OBJECTIVE: A substantial proportion of patients develop posttraumatic stress disorder (PTSD) following myocardial infarction (MI). Previous research on the trajectory over time of PTSD in post-MI patients is scant and refers to self-rated posttraumatic symptoms. The aim of this study was to investigate the longitudinal course of an interviewer-rated diagnosis of PTSD and PTSD symptom severity following MI. METHODS: Study participants were 40 patients (78% men, mean age 54 +/- 8 years) who were diagnosed with PTSD using the Clinician-administered PTSD Scale (CAPS) after an average of 5 +/- 4 months (range 2-16 months) following an index MI. After a mean follow-up of 26 +/- 6 months (range 12-36 months), 24 patients underwent a second diagnostic interview. RESULTS: Two-thirds of patients (n = 16) still qualified for a diagnosis of PTSD at follow-up. In all 24 patients, total PTSD symptoms (p = 0.001), re-experiencing symptoms (p < 0.001), avoidance symptoms (p = 0.015), and, with borderline significance, hyperarousal symptoms (p < 0.06) had all decreased over time.
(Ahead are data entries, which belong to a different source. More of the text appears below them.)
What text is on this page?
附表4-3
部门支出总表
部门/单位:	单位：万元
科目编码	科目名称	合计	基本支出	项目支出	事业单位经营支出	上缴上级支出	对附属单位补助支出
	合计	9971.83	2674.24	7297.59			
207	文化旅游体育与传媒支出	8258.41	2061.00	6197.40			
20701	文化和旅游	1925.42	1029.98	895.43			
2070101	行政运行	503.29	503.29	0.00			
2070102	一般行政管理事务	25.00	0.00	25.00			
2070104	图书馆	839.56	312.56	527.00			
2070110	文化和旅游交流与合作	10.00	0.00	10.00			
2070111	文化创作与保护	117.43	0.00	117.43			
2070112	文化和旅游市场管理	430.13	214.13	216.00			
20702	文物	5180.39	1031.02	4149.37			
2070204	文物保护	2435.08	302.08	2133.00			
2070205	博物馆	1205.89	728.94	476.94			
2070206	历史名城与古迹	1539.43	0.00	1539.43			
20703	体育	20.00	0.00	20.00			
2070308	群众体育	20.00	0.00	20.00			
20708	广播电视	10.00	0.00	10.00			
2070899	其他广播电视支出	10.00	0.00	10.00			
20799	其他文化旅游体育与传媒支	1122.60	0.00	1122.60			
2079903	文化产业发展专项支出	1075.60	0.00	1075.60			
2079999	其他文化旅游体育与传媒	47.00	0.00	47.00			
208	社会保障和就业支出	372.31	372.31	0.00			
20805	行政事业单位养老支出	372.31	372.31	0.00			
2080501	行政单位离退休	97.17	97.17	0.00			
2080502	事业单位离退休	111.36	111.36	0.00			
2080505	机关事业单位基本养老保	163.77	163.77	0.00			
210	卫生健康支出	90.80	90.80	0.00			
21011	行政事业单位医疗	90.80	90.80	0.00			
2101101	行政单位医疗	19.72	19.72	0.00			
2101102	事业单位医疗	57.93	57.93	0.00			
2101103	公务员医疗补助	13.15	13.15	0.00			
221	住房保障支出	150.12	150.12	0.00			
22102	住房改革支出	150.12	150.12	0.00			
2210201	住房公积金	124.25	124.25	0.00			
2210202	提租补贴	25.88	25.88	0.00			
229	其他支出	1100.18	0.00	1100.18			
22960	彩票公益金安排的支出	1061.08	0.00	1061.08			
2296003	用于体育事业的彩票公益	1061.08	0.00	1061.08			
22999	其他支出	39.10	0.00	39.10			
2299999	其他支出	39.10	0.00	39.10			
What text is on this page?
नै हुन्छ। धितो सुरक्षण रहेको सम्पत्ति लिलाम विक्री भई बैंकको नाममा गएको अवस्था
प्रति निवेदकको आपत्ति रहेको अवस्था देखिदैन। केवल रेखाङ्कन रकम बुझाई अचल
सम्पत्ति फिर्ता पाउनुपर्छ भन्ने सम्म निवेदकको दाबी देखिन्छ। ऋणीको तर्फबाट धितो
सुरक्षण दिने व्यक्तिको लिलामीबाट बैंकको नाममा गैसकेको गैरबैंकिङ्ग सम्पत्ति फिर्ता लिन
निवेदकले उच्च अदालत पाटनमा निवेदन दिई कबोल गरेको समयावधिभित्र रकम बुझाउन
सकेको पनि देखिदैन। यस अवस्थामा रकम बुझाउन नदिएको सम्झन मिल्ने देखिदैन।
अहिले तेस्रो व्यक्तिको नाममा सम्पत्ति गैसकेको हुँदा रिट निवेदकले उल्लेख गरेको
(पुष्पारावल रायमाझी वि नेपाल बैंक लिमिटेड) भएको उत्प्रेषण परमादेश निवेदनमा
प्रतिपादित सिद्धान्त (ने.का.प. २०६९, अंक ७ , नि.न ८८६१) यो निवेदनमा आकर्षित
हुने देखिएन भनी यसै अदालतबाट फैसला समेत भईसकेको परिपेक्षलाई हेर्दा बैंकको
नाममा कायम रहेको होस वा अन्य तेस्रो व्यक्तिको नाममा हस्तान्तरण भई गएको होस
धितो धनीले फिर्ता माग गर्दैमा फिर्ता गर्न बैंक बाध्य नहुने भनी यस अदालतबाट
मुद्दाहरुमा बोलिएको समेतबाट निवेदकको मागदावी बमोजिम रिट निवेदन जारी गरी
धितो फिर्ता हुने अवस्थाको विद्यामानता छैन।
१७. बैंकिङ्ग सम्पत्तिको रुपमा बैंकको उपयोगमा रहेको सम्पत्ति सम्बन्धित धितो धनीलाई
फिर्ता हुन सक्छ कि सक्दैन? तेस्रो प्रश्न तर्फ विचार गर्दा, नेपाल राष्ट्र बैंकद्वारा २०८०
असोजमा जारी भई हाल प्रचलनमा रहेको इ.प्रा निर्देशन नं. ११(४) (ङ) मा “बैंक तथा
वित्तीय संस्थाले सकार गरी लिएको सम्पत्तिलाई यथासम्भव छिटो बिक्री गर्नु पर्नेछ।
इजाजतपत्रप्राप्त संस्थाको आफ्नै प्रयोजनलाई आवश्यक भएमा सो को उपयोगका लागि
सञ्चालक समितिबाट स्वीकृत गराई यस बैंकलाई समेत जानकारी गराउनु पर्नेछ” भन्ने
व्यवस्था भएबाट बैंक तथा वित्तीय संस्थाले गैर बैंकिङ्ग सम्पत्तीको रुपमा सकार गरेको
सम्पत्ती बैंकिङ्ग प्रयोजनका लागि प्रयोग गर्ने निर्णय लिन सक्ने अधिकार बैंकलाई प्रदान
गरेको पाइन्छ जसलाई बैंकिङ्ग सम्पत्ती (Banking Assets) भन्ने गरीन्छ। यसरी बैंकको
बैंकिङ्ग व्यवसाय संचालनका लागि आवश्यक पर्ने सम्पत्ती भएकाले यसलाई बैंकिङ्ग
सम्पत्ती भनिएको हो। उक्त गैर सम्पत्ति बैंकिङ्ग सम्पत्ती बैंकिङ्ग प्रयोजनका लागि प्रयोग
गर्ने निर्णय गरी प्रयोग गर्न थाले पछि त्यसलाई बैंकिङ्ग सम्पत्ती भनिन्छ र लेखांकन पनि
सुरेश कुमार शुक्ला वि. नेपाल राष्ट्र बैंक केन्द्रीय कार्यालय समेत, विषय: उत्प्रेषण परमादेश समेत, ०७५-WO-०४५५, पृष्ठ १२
However, in the subgroup of the 16 patients who had retained PTSD diagnostic status at follow-up, symptoms of avoidance (p = 0.23) and of hyperarousal (p = 0.48) showed no longitudinal decline. Longer duration of follow-up was associated with a greater decrease in avoidance symptoms (p = 0.029) and, with borderline significance, in re-experiencing symptoms (p < 0.07) across all patients. CONCLUSION: Although PTSD symptomatology waned over time and in relation to longer follow-up, two-thirds of patients still qualified for a diagnosis of PTSD 2 years after the initial diagnosis. In post-MI patients, clinical PTSD is a considerably persistent condition.